Federal Court Rejects Arbitration Provision As Being Contrary To Public Policy

In RTM Capital Partners, Inc. v. Barnes, a decision by my long ago law firm colleague, U.S. Magistrate Judge Dave Vatti, the court provides a detailed analysis of an arbitration provision that is worth reading in its entirety. Perhaps most interesting, however, is Judge Vatti’s view that the arbitration agreement, facially broad in that it purports to encompass “any dispute, claim, disagreement or other matter arising from or relating to this Agreement or the alleged breach of this Agreement,” is violative of public policy as to a party’s attempt to invoke it to address issues pertaining to a charging order against an asset of a judgment debtor. As the court explained, “[i]f this were a first party action … there is little dispute that this would fall within the purview of the Operating Agreement’s arbitration provision.”

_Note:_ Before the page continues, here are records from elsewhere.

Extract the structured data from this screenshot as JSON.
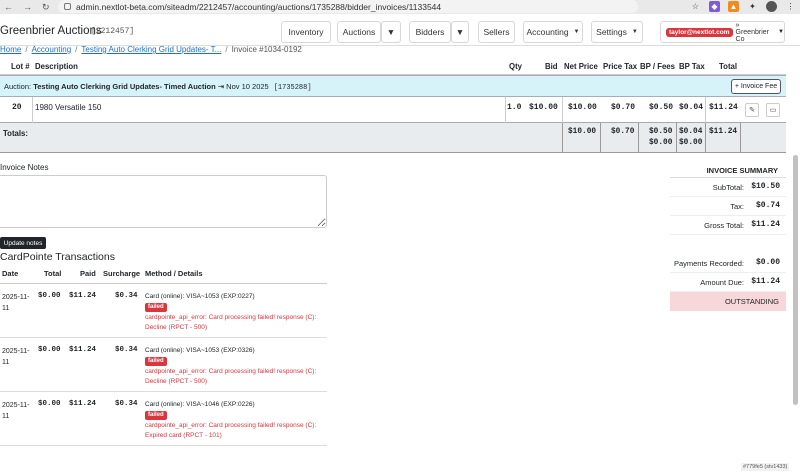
{
  "browser": {
    "url": "admin.nextlot-beta.com/siteadm/2212457/accounting/auctions/1735288/bidder_invoices/1133544"
  },
  "header": {
    "brand": "Greenbrier Auctions",
    "site_id": "[2212457]",
    "nav": [
      "Inventory",
      "Auctions",
      "Bidders",
      "Sellers",
      "Accounting",
      "Settings"
    ],
    "user_email": "taylor@nextlot.com",
    "org": "Greenbrier Co"
  },
  "breadcrumb": {
    "home": "Home",
    "accounting": "Accounting",
    "auction": "Testing Auto Clerking Grid Updates- T...",
    "current": "Invoice #1034-0192"
  },
  "table": {
    "headers": {
      "lot": "Lot #",
      "desc": "Description",
      "qty": "Qty",
      "bid": "Bid",
      "net": "Net Price",
      "ptax": "Price Tax",
      "bpfees": "BP / Fees",
      "bptax": "BP Tax",
      "total": "Total"
    },
    "auction_label": "Auction:",
    "auction_name": "Testing Auto Clerking Grid Updates- Timed Auction",
    "auction_date": "⇥ Nov 10 2025",
    "auction_id": "[1735288]",
    "invoice_fee": "+ Invoice Fee",
    "row": {
      "lot": "20",
      "desc": "1980 Versatile 150",
      "qty": "1.0",
      "bid": "$10.00",
      "net": "$10.00",
      "ptax": "$0.70",
      "bpfees": "$0.50",
      "bptax": "$0.04",
      "total": "$11.24"
    },
    "totals": {
      "label": "Totals:",
      "net": "$10.00",
      "ptax": "$0.70",
      "bpfees": "$0.50",
      "bpfees2": "$0.00",
      "bptax": "$0.04",
      "bptax2": "$0.00",
      "total": "$11.24"
    }
  },
  "notes": {
    "label": "Invoice Notes",
    "button": "Update notes"
  },
  "cardpointe": {
    "title": "CardPointe Transactions",
    "headers": {
      "date": "Date",
      "total": "Total",
      "paid": "Paid",
      "surcharge": "Surcharge",
      "method": "Method / Details"
    },
    "rows": [
      {
        "date": "2025-11-11",
        "total": "$0.00",
        "paid": "$11.24",
        "surcharge": "$0.34",
        "method": "Card (online): VISA~1053 (EXP:0227)",
        "status": "failed",
        "error": "cardpointe_api_error: Card processing failed! response (C): Decline (RPCT - 500)"
      },
      {
        "date": "2025-11-11",
        "total": "$0.00",
        "paid": "$11.24",
        "surcharge": "$0.34",
        "method": "Card (online): VISA~1053 (EXP:0326)",
        "status": "failed",
        "error": "cardpointe_api_error: Card processing failed! response (C): Decline (RPCT - 500)"
      },
      {
        "date": "2025-11-11",
        "total": "$0.00",
        "paid": "$11.24",
        "surcharge": "$0.34",
        "method": "Card (online): VISA~1046 (EXP:0226)",
        "status": "failed",
        "error": "cardpointe_api_error: Card processing failed! response (C): Expired card (RPCT - 101)"
      }
    ]
  },
  "summary": {
    "title": "INVOICE SUMMARY",
    "subtotal_l": "SubTotal:",
    "subtotal": "$10.50",
    "tax_l": "Tax:",
    "tax": "$0.74",
    "gross_l": "Gross Total:",
    "gross": "$11.24",
    "pay_l": "Payments Recorded:",
    "pay": "$0.00",
    "due_l": "Amount Due:",
    "due": "$11.24",
    "status": "OUTSTANDING"
  },
  "version": "#779fe5 (stv1433)"
}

However, insofar as the claims presented pertained to the enforcement of a court judgment, the court rejected arbitrability:

“In this Court’s view, there is an obvious and strong public interest in federal courts’
enforcement of their own judgments…. In this Court’s view, the ability of a party to enforce a judgment and the Court’s inherent ability recognized in Peacock to supervise such enforcement and conduct any proceedings to adjudicate issues relevant to and enforce a judgment are fundamental to inspiring the public’s confidence in the integrity of federal court judgments. It is a critical and important structural feature of the federal courts and the federal judiciary’s proper functioning.”

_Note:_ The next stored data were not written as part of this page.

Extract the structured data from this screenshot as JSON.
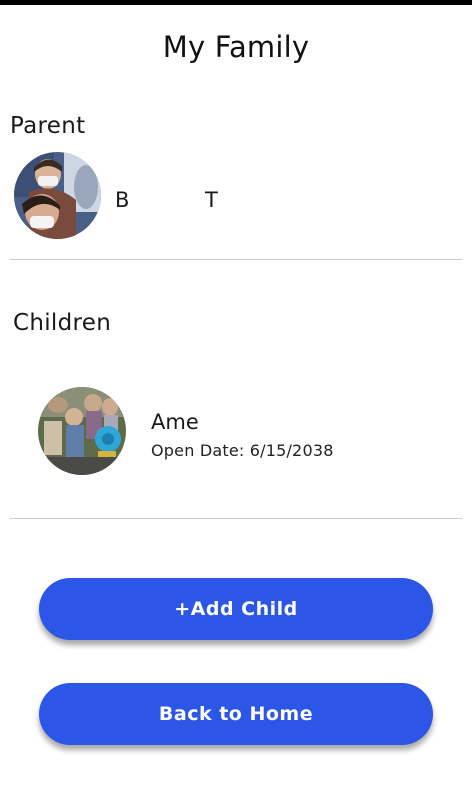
{
  "header": {
    "title": "My Family"
  },
  "parent_section": {
    "title": "Parent",
    "parent": {
      "first_name": "B",
      "last_name": "T",
      "avatar": "parent-photo"
    }
  },
  "children_section": {
    "title": "Children",
    "children": [
      {
        "name": "Ame",
        "open_date": "Open Date: 6/15/2038",
        "avatar": "child-photo"
      }
    ]
  },
  "actions": {
    "add_child_label": "+Add Child",
    "back_home_label": "Back to Home"
  },
  "colors": {
    "button": "#2c56e6",
    "button_text": "#ffffff",
    "divider": "#c9c9c9"
  }
}
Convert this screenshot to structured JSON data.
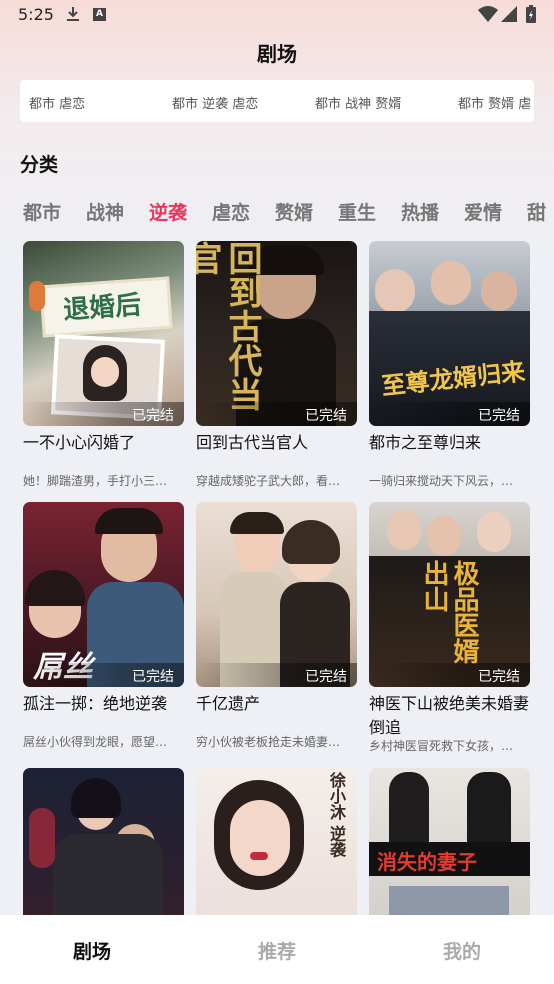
{
  "status_bar": {
    "time": "5:25"
  },
  "page_title": "剧场",
  "tag_strip": [
    "都市 虐恋",
    "都市 逆袭 虐恋",
    "都市 战神 赘婿",
    "都市 赘婿 虐"
  ],
  "section_title": "分类",
  "categories": [
    {
      "label": "都市",
      "active": false
    },
    {
      "label": "战神",
      "active": false
    },
    {
      "label": "逆袭",
      "active": true
    },
    {
      "label": "虐恋",
      "active": false
    },
    {
      "label": "赘婿",
      "active": false
    },
    {
      "label": "重生",
      "active": false
    },
    {
      "label": "热播",
      "active": false
    },
    {
      "label": "爱情",
      "active": false
    },
    {
      "label": "甜",
      "active": false
    }
  ],
  "dramas": [
    {
      "title": "一不小心闪婚了",
      "desc": "她！脚踹渣男，手打小三…",
      "badge": "已完结",
      "poster_text": "退婚后"
    },
    {
      "title": "回到古代当官人",
      "desc": "穿越成矮驼子武大郎，看…",
      "badge": "已完结",
      "poster_text": "回到古代当官"
    },
    {
      "title": "都市之至尊归来",
      "desc": "一骑归来搅动天下风云，…",
      "badge": "已完结",
      "poster_text": "至尊龙婿归来"
    },
    {
      "title": "孤注一掷：绝地逆袭",
      "desc": "屌丝小伙得到龙眼，愿望…",
      "badge": "已完结",
      "poster_text": "屌丝"
    },
    {
      "title": "千亿遗产",
      "desc": "穷小伙被老板抢走未婚妻…",
      "badge": "已完结",
      "poster_text": ""
    },
    {
      "title": "神医下山被绝美未婚妻倒追",
      "desc": "乡村神医冒死救下女孩，…",
      "badge": "已完结",
      "poster_text": "极品医婿出山"
    },
    {
      "title": "",
      "desc": "",
      "badge": "",
      "poster_text": ""
    },
    {
      "title": "",
      "desc": "",
      "badge": "",
      "poster_text": "徐小沐 逆袭"
    },
    {
      "title": "",
      "desc": "",
      "badge": "",
      "poster_text": "消失的妻子"
    }
  ],
  "bottom_nav": [
    {
      "label": "剧场",
      "active": true
    },
    {
      "label": "推荐",
      "active": false
    },
    {
      "label": "我的",
      "active": false
    }
  ],
  "colors": {
    "accent": "#e8365d",
    "muted": "#777777"
  }
}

According to the court, judicial precedent and statutory authority governing judgments and their enforcement, create a framework which “embodies an explicit public policy by which federal courts have supervisory authority over their judgments and should not cede that authority to an arbitration forum, one of the major risks of which is the likelihood of delay… Severing [the issues pertaining to the charging order] to be litigated in arbitration would directly contravene a strong public policy interest in having this Court retain its ability to supervise a proceeding to enforce its judgment, to ensure against undue delay and to manage this process in a way that promotes efficient resolution of these proceedings.”